Pour celui qui entame un cheminement vers le minimalisme, la lecture de cet ouvrage :

  • Opère comme une réelle source de motivation :

Ce livre déclenche l’envie irrésistible de faire un grand tri dans ses affaires, ses activités, ses relations ! Judith Crillen sait nous éveiller sur les bienfaits d’un retour à l’essentiel et ainsi, nous motiver à une remise en question sur notre consommation.

  • Réunit les informations essentielles sur l’approche minimaliste :

L’auteure énonce ses idées et son expérience en allant à l’essentiel. Le minimalisme est abordé dans tous ses aspects (matériel, digital, relationnel, professionnel…) pour entamer un changement dans toutes ses habitudes de consommation mais dans ses choix de vie.

  • Amène une vision positive de la démarche minimaliste :

Dans le minimalisme décrit par Judith Crillen, il n’est pas question d’austérité, de tristesse, ni de vivre une existence froide et sans couleur. Au contraire, le livre met en valeur un minimalisme source de bonheur, de sérénité et de liberté. Par ailleurs, il n’est pas question, non plus, de juger ceux qui n’adhèrent pas à la démarche minimalisme.

  • Propose des tas d’astuces très pratiques :

Ce livre est un petit manuel rempli de conseils minimalistes très pratiques et plein de bon sens à appliquer dans tous les aspects de sa vie. Avec cet ouvrage, on est, en fait, plus sur la forme que sur le fond. Judith Crillen souligne la nécessité d’associer à sa démarche une réflexion intérieure et profonde, mais s’y attarde peu. Pour l’auteure, ce changement intérieur est une étape dans le minimalisme qui peut être réalisée avant ou après les changements externes du quotidien qu’elle développe davantage.
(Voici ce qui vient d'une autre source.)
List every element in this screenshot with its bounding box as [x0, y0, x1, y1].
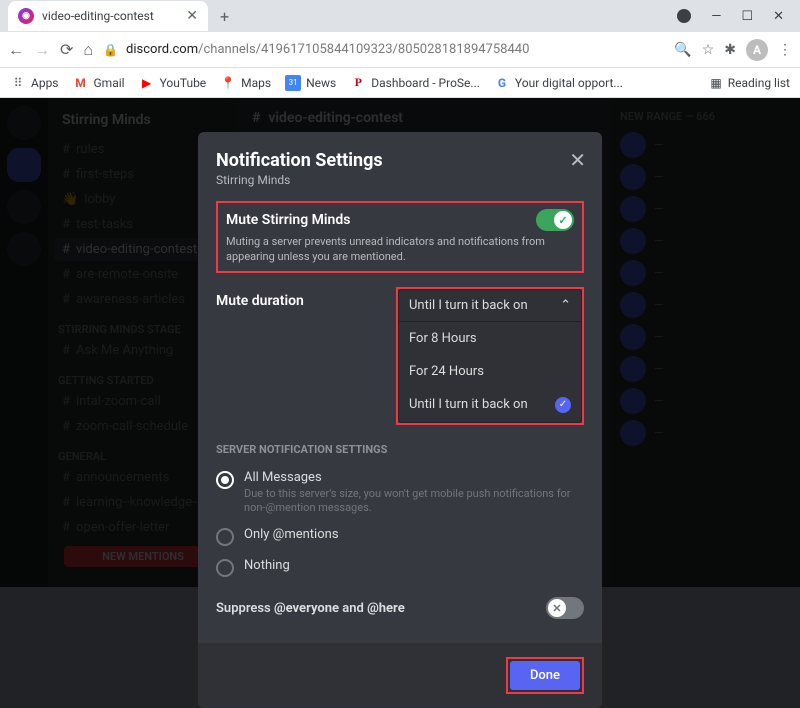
back-button[interactable]: ←	[8, 40, 24, 60]
suppress-toggle[interactable]: ✕	[546, 597, 584, 619]
duration-selected-value: Until I turn it back on	[409, 298, 528, 313]
radio-nothing[interactable]: Nothing	[216, 552, 584, 583]
profile-avatar[interactable]: A	[746, 39, 768, 61]
notification-settings-modal: ✕ Notification Settings Stirring Minds M…	[198, 132, 602, 708]
browser-toolbar: ← → ⟳ ⌂ 🔒 discord.com/channels/419617105…	[0, 32, 800, 68]
bookmark-news[interactable]: 31News	[285, 75, 336, 91]
browser-tab[interactable]: ◉ video-editing-contest ✕	[8, 1, 208, 31]
mute-server-label: Mute Stirring Minds	[226, 212, 350, 228]
url-path: /channels/419617105844109323/80502818189…	[198, 42, 529, 57]
browser-titlebar: ◉ video-editing-contest ✕ + ― ☐ ✕	[0, 0, 800, 32]
x-icon: ✕	[548, 599, 566, 617]
radio-label: Only @mentions	[244, 527, 339, 542]
bookmark-maps[interactable]: 📍Maps	[220, 75, 271, 91]
mute-server-description: Muting a server prevents unread indicato…	[226, 235, 574, 265]
mute-duration-label: Mute duration	[216, 287, 396, 309]
discord-favicon: ◉	[18, 8, 34, 24]
check-icon: ✓	[554, 211, 572, 229]
chevron-up-icon: ⌃	[560, 298, 571, 313]
window-controls: ― ☐ ✕	[677, 9, 800, 24]
radio-icon	[216, 528, 234, 546]
bookmark-prose[interactable]: PDashboard - ProSe...	[350, 75, 480, 91]
home-button[interactable]: ⌂	[83, 40, 93, 60]
modal-overlay[interactable]: ✕ Notification Settings Stirring Minds M…	[0, 98, 800, 587]
bookmark-star-icon[interactable]: ☆	[702, 42, 715, 58]
mute-server-section: Mute Stirring Minds ✓ Muting a server pr…	[216, 201, 584, 273]
incognito-indicator-icon	[677, 9, 691, 23]
selected-check-icon: ✓	[555, 397, 571, 413]
address-bar[interactable]: 🔒 discord.com/channels/41961710584410932…	[103, 42, 664, 57]
radio-label: All Messages	[244, 470, 584, 485]
forward-button: →	[34, 40, 50, 60]
zoom-icon[interactable]: 🔍	[674, 42, 691, 58]
radio-description: Due to this server's size, you won't get…	[244, 487, 584, 516]
radio-label: Nothing	[244, 558, 290, 573]
mute-duration-select[interactable]: Until I turn it back on ⌃	[398, 289, 582, 322]
lock-icon: 🔒	[103, 43, 118, 57]
bookmark-gmail[interactable]: MGmail	[73, 75, 125, 91]
minimize-button[interactable]: ―	[711, 9, 721, 24]
suppress-label: Suppress @everyone and @here	[216, 601, 405, 616]
mute-duration-dropdown-highlight: Until I turn it back on ⌃ For 8 Hours Fo…	[396, 287, 584, 425]
radio-all-messages[interactable]: All Messages Due to this server's size, …	[216, 464, 584, 522]
duration-option-24h[interactable]: For 24 Hours	[399, 355, 581, 388]
tab-close-icon[interactable]: ✕	[186, 8, 198, 24]
bookmark-youtube[interactable]: ▶YouTube	[139, 75, 207, 91]
close-window-button[interactable]: ✕	[773, 9, 784, 24]
suppress-row: Suppress @everyone and @here ✕	[216, 597, 584, 627]
radio-icon	[216, 471, 234, 489]
tab-title: video-editing-contest	[42, 9, 154, 23]
radio-icon	[216, 559, 234, 577]
maximize-button[interactable]: ☐	[741, 9, 753, 24]
url-host: discord.com	[126, 42, 198, 57]
reload-button[interactable]: ⟳	[60, 40, 73, 59]
mute-server-toggle[interactable]: ✓	[536, 209, 574, 231]
apps-shortcut[interactable]: ⠿Apps	[10, 75, 59, 91]
bookmarks-bar: ⠿Apps MGmail ▶YouTube 📍Maps 31News PDash…	[0, 68, 800, 98]
modal-subtitle: Stirring Minds	[216, 173, 584, 187]
done-button[interactable]: Done	[510, 661, 580, 690]
mute-duration-row: Mute duration Until I turn it back on ⌃ …	[216, 287, 584, 425]
server-notif-header: SERVER NOTIFICATION SETTINGS	[216, 443, 584, 456]
duration-option-until[interactable]: Until I turn it back on✓	[399, 388, 581, 422]
bookmark-google[interactable]: GYour digital opport...	[494, 75, 623, 91]
new-tab-button[interactable]: +	[220, 7, 229, 26]
close-modal-button[interactable]: ✕	[569, 148, 586, 172]
done-highlight: Done	[506, 657, 584, 694]
modal-title: Notification Settings	[216, 150, 584, 171]
duration-options-list: For 8 Hours For 24 Hours Until I turn it…	[398, 322, 582, 423]
modal-footer: Done	[198, 643, 602, 708]
reading-list-button[interactable]: ▦Reading list	[710, 76, 790, 90]
radio-only-mentions[interactable]: Only @mentions	[216, 521, 584, 552]
extensions-icon[interactable]: ✱	[724, 42, 736, 58]
menu-icon[interactable]: ⋮	[778, 42, 792, 58]
duration-option-8h[interactable]: For 8 Hours	[399, 322, 581, 355]
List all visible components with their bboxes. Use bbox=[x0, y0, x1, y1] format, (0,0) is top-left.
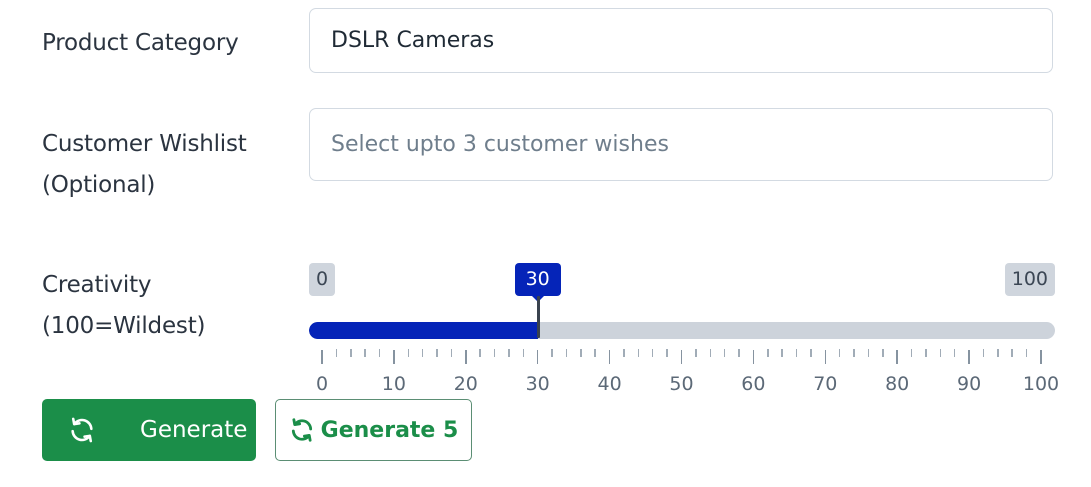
slider-minor-tick bbox=[853, 349, 855, 357]
slider-minor-tick bbox=[982, 349, 985, 357]
slider-tick-label: 0 bbox=[315, 373, 329, 395]
slider-tick-label: 20 bbox=[453, 373, 478, 395]
slider-minor-tick bbox=[910, 349, 913, 357]
creativity-slider-thumb[interactable] bbox=[536, 296, 540, 338]
slider-minor-tick bbox=[522, 349, 525, 357]
slider-tick-label: 90 bbox=[957, 373, 982, 395]
slider-minor-tick bbox=[666, 349, 668, 357]
slider-major-tick bbox=[1040, 350, 1042, 364]
slider-minor-tick bbox=[767, 349, 769, 357]
slider-minor-tick bbox=[378, 349, 381, 357]
customer-wishlist-label-line2: (Optional) bbox=[42, 172, 156, 198]
slider-major-tick bbox=[680, 350, 683, 364]
slider-tick-label: 40 bbox=[597, 373, 622, 395]
slider-minor-tick bbox=[551, 349, 553, 357]
generate-5-button[interactable]: Generate 5 bbox=[275, 399, 472, 461]
product-category-value: DSLR Cameras bbox=[331, 28, 495, 53]
slider-minor-tick bbox=[594, 349, 596, 357]
generate-button-label: Generate bbox=[140, 417, 248, 443]
slider-minor-tick bbox=[350, 349, 352, 357]
slider-major-tick bbox=[536, 350, 539, 364]
generator-form: Product Category DSLR Cameras Customer W… bbox=[0, 0, 1091, 487]
slider-tick-label: 30 bbox=[525, 373, 550, 395]
slider-value-label: 30 bbox=[514, 263, 561, 302]
slider-minor-tick bbox=[1011, 349, 1013, 357]
slider-major-tick bbox=[608, 350, 611, 364]
slider-minor-tick bbox=[838, 349, 841, 357]
slider-tick-label: 50 bbox=[669, 373, 694, 395]
slider-minor-tick bbox=[997, 349, 999, 357]
slider-tick-label: 80 bbox=[885, 373, 910, 395]
slider-major-tick bbox=[321, 350, 323, 364]
creativity-slider-fill bbox=[309, 322, 538, 339]
slider-major-tick bbox=[393, 350, 395, 364]
product-category-label: Product Category bbox=[42, 30, 239, 56]
slider-minor-tick bbox=[565, 349, 568, 357]
slider-minor-tick bbox=[723, 349, 726, 357]
slider-minor-tick bbox=[781, 349, 783, 357]
generate-button[interactable]: Generate bbox=[42, 399, 256, 461]
slider-minor-tick bbox=[436, 349, 438, 357]
slider-minor-tick bbox=[925, 349, 927, 357]
slider-tick-label: 60 bbox=[741, 373, 766, 395]
slider-tick-label: 10 bbox=[381, 373, 406, 395]
slider-minor-tick bbox=[335, 349, 338, 357]
slider-minor-tick bbox=[580, 349, 582, 357]
slider-minor-tick bbox=[939, 349, 942, 357]
slider-minor-tick bbox=[1025, 349, 1028, 357]
creativity-label-line1: Creativity bbox=[42, 272, 152, 298]
slider-major-tick bbox=[896, 350, 898, 364]
slider-minor-tick bbox=[795, 349, 798, 357]
slider-minor-tick bbox=[867, 349, 870, 357]
slider-minor-tick bbox=[479, 349, 481, 357]
slider-minor-tick bbox=[623, 349, 625, 357]
creativity-label-line2: (100=Wildest) bbox=[42, 313, 206, 339]
slider-tick-label: 70 bbox=[813, 373, 838, 395]
slider-minor-tick bbox=[695, 349, 697, 357]
slider-minor-tick bbox=[421, 349, 424, 357]
generate-5-button-label: Generate 5 bbox=[320, 417, 459, 443]
customer-wishlist-field[interactable] bbox=[309, 108, 1053, 181]
slider-minor-tick bbox=[407, 349, 410, 357]
slider-minor-tick bbox=[953, 349, 956, 357]
slider-min-label: 0 bbox=[309, 263, 336, 296]
slider-major-tick bbox=[824, 350, 827, 364]
slider-major-tick bbox=[752, 350, 755, 364]
slider-minor-tick bbox=[508, 349, 510, 357]
refresh-icon bbox=[68, 416, 96, 444]
refresh-icon bbox=[289, 417, 315, 443]
customer-wishlist-input[interactable] bbox=[331, 132, 1052, 157]
customer-wishlist-label-line1: Customer Wishlist bbox=[42, 131, 247, 157]
slider-minor-tick bbox=[493, 349, 496, 357]
slider-minor-tick bbox=[738, 349, 740, 357]
slider-minor-tick bbox=[882, 349, 884, 357]
slider-minor-tick bbox=[364, 349, 366, 357]
slider-major-tick bbox=[465, 350, 467, 364]
creativity-slider-track[interactable] bbox=[309, 322, 1055, 339]
slider-major-tick bbox=[968, 350, 970, 364]
slider-max-label: 100 bbox=[1004, 263, 1055, 296]
slider-minor-tick bbox=[810, 349, 812, 357]
slider-minor-tick bbox=[651, 349, 654, 357]
customer-wishlist-label: Customer Wishlist (Optional) bbox=[42, 124, 247, 206]
creativity-label: Creativity (100=Wildest) bbox=[42, 265, 205, 347]
product-category-select[interactable]: DSLR Cameras bbox=[309, 8, 1053, 73]
slider-minor-tick bbox=[450, 349, 453, 357]
slider-tick-label: 100 bbox=[1022, 373, 1060, 395]
slider-minor-tick bbox=[709, 349, 711, 357]
slider-minor-tick bbox=[637, 349, 640, 357]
  • Est très accessible et agréable :

Le style est clair et sans contenu superflu (pas étonnant de la part d’une auteure minimaliste !). La simplicité de l’écriture rend la lecture très accessible et très pragmatique. En fait, il n’y a pas vraiment d’analyses approfondies (par exemple, sur le processus de deuil, la peur de jeter, de nous séparer, les raisons qui nous font nous attacher ou accumuler des objets, des relations ou des activités, etc.) mais, par contre, beaucoup de conseils pour nous aider à changer nos comportements.

Points forts :

  • Un ouvrage accessible et agréable à lire, qui réunit l’essentiel de manière synthétique : un livre minimalisme !
  • Le concept du minimalisme est abordé sous tous ses angles (pas uniquement matériel) et de manière positive ;
  • Un livre motivant qui donne envie de passer à l’action immédiatement !
  • Plein de conseils simples mais efficaces.

Point faible :

  • Plus un avertissement qu’un point faible : l’angle choisi pour traiter du minimalisme concerne davantage les changements de comportement au quotidien que des réponses à des questions de fond (sur des blocages intérieurs ou les aspects plus conceptuels de l’approche minimaliste).